Oookay, looks like this evening isn't going to happen either. However, I have decided that whilst writing a letter maybe isn't going to work, an email might, that way I can be sure they both get it AND I can send them each something different - since my relationship with each of them is quite different really. Now all I need to work out is the subject for the email... "I'm gay" seems a little harsh.
Well, apart from not being able to come up with a reasonable subject line for my emails, I've at least managed to throw the first of them together. Please have a read, any advice would be, as ever, much appreciated. This one, as you might have gathered, is destined for my dad, when I send it: I'm doing a different one for my Mum.
Wow. If you were my son, I would've definitely cried and given you a hug. However I am not your parent (obviously), so I do not know how yours will react. However this message clearly came from your heart. It is a letter that is very freeing and personal, and I believe will be a good first communicator, if you will send it. I hope for the very best for you.
The one to Mum now. Thanks for the support I'm going to sleep on it, and I'll either email them in the morning, or tell them face-to-face at breakfast, then give them the letters. Writing them has helped me straighten out my thoughts, which might help there.

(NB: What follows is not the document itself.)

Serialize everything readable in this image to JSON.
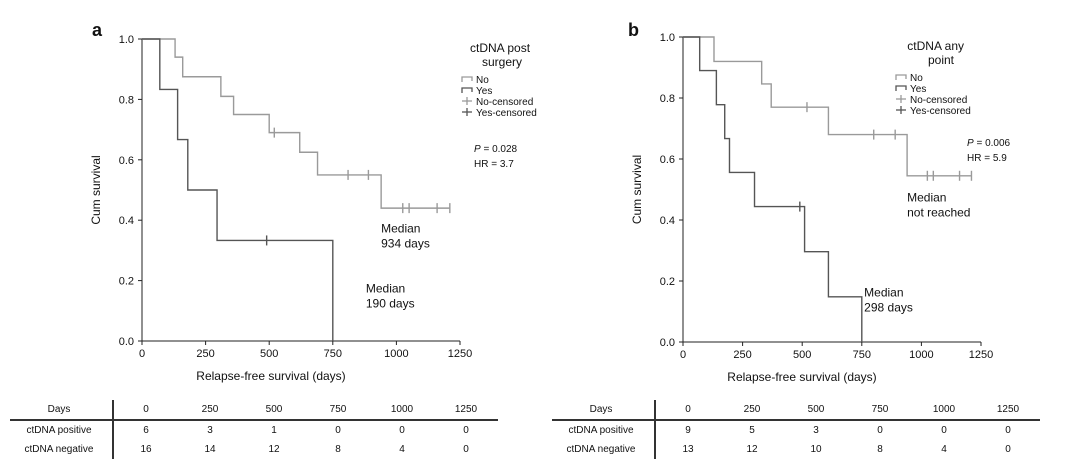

Before you send it I just wanted to point out that you said her instead on him in refering to your dad. I'm guessing you just changed up the one to your dad and forgot to change that. Other than that i think that they sound really good and are from the heart. Good luck!
Indeed I did, thanks; I'll proof read them again anyway. I'm seriously tempted now to change them appropriately, and hand them both to them at breakfast, so that I know they get them at the same time.

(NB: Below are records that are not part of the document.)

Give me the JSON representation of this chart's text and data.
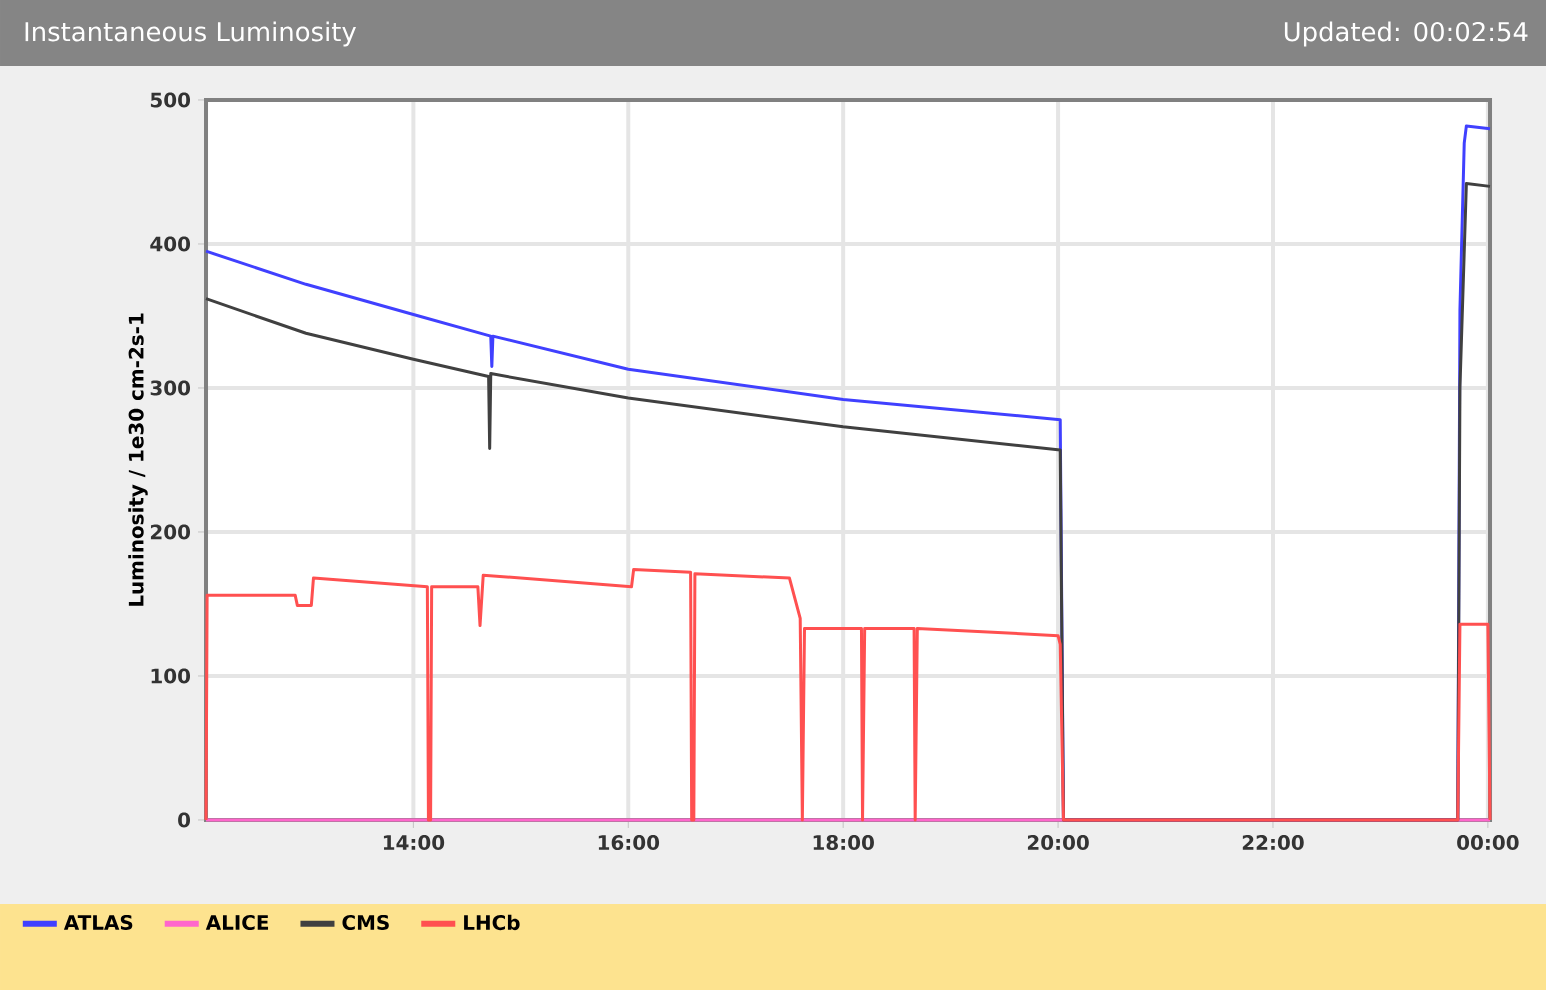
{
  "chart_data": {
    "type": "line",
    "title": "Instantaneous Luminosity",
    "subtitle": "Updated: 00:02:54",
    "ylabel": "Luminosity / 1e30 cm-2s-1",
    "xlim": [
      12.07,
      24.02
    ],
    "ylim": [
      0,
      500
    ],
    "xticks": [
      {
        "value": 14,
        "label": "14:00"
      },
      {
        "value": 16,
        "label": "16:00"
      },
      {
        "value": 18,
        "label": "18:00"
      },
      {
        "value": 20,
        "label": "20:00"
      },
      {
        "value": 22,
        "label": "22:00"
      },
      {
        "value": 24,
        "label": "00:00"
      }
    ],
    "yticks": [
      0,
      100,
      200,
      300,
      400,
      500
    ],
    "grid": true,
    "legend": "bottom",
    "marker": "none",
    "line_style": "solid",
    "series": [
      {
        "name": "ATLAS",
        "color": "#4040ff",
        "x": [
          12.07,
          13,
          14,
          14.72,
          14.73,
          14.74,
          16,
          18,
          20.02,
          20.05,
          23.72,
          23.74,
          23.78,
          23.8,
          24.02
        ],
        "values": [
          395,
          372,
          351,
          336,
          315,
          336,
          313,
          292,
          278,
          0,
          0,
          354,
          470,
          482,
          480
        ]
      },
      {
        "name": "ALICE",
        "color": "#ff66cc",
        "x": [
          12.07,
          24.02
        ],
        "values": [
          0,
          0
        ]
      },
      {
        "name": "CMS",
        "color": "#404040",
        "x": [
          12.07,
          13,
          14,
          14.7,
          14.71,
          14.72,
          16,
          18,
          20.02,
          20.05,
          23.72,
          23.74,
          23.8,
          24.02
        ],
        "values": [
          362,
          338,
          320,
          308,
          258,
          310,
          293,
          273,
          257,
          0,
          0,
          300,
          442,
          440
        ]
      },
      {
        "name": "LHCb",
        "color": "#ff5050",
        "x": [
          12.07,
          12.08,
          12.9,
          12.92,
          13.05,
          13.07,
          14.13,
          14.14,
          14.16,
          14.17,
          14.6,
          14.62,
          14.65,
          16.03,
          16.05,
          16.58,
          16.59,
          16.61,
          16.62,
          17.5,
          17.6,
          17.62,
          17.64,
          18.17,
          18.18,
          18.2,
          18.66,
          18.67,
          18.69,
          20.0,
          20.02,
          20.05,
          23.72,
          23.74,
          24.0,
          24.02
        ],
        "values": [
          0,
          156,
          156,
          149,
          149,
          168,
          162,
          0,
          0,
          162,
          162,
          135,
          170,
          162,
          174,
          172,
          0,
          0,
          171,
          168,
          140,
          0,
          133,
          133,
          0,
          133,
          133,
          0,
          133,
          128,
          122,
          0,
          0,
          136,
          136,
          0
        ]
      }
    ]
  }
}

Thanks everyone. I guess this would be better put in the Coming Out Stories section, but it doesn't really make for much of a story. I didn't do it by email, and I didn't do it at breakfast either. I eventually got round to it about an hour ago, (well) after dinner, and handed them each a printed copy of what was going in the email, mildly edited to work that way. I handed it to them, they read it, and then basically said nothing... the whole situation was a bit awkward. The upshot of it is my mum says she's known for a while, my dad says it was a surprise. My mum is, as I expected her to, clearly worrying that I'll get AIDS or beaten up in the street, though she claims she'd have worried about that anyway. My dad is a bit indifferent, again, sort of as I expected. While I don't see them going out and buying a rainbow flag for me, I think things are okay. It was very awkward though: I have never discussed anything like this before, and my father clearly didn't really know how to react to me talking about anything as private as this. To be fair, the whole business has only confirmed what I thought I knew about them. Damn though, those letters were too thorough really; since I'd explained everything in them they only had embarrassing questions like - "when did you find out", or "so you've never been attracted to females then, but you have to males". My mum's explanation of how she knew was the most embarrassing thing though, she'd managed to read into things I hadn't even been aware of :s over-read into it really, and just happened to come up with the right conclusion. I have every confidence that it will get better, but I wish everyone wasn't so awkward about it. This must be the English stiff-upper-lip they talk about...
It will get better! I am so proud of you. Life moves on, and you will still be their son. I kind of knew, based on what you have said about your parents, that the reaction would be this way. It's always an awkward subject to talk about, but you can finally be the true you in front of them. Very happy for you, and I find your courage extremely inspiring.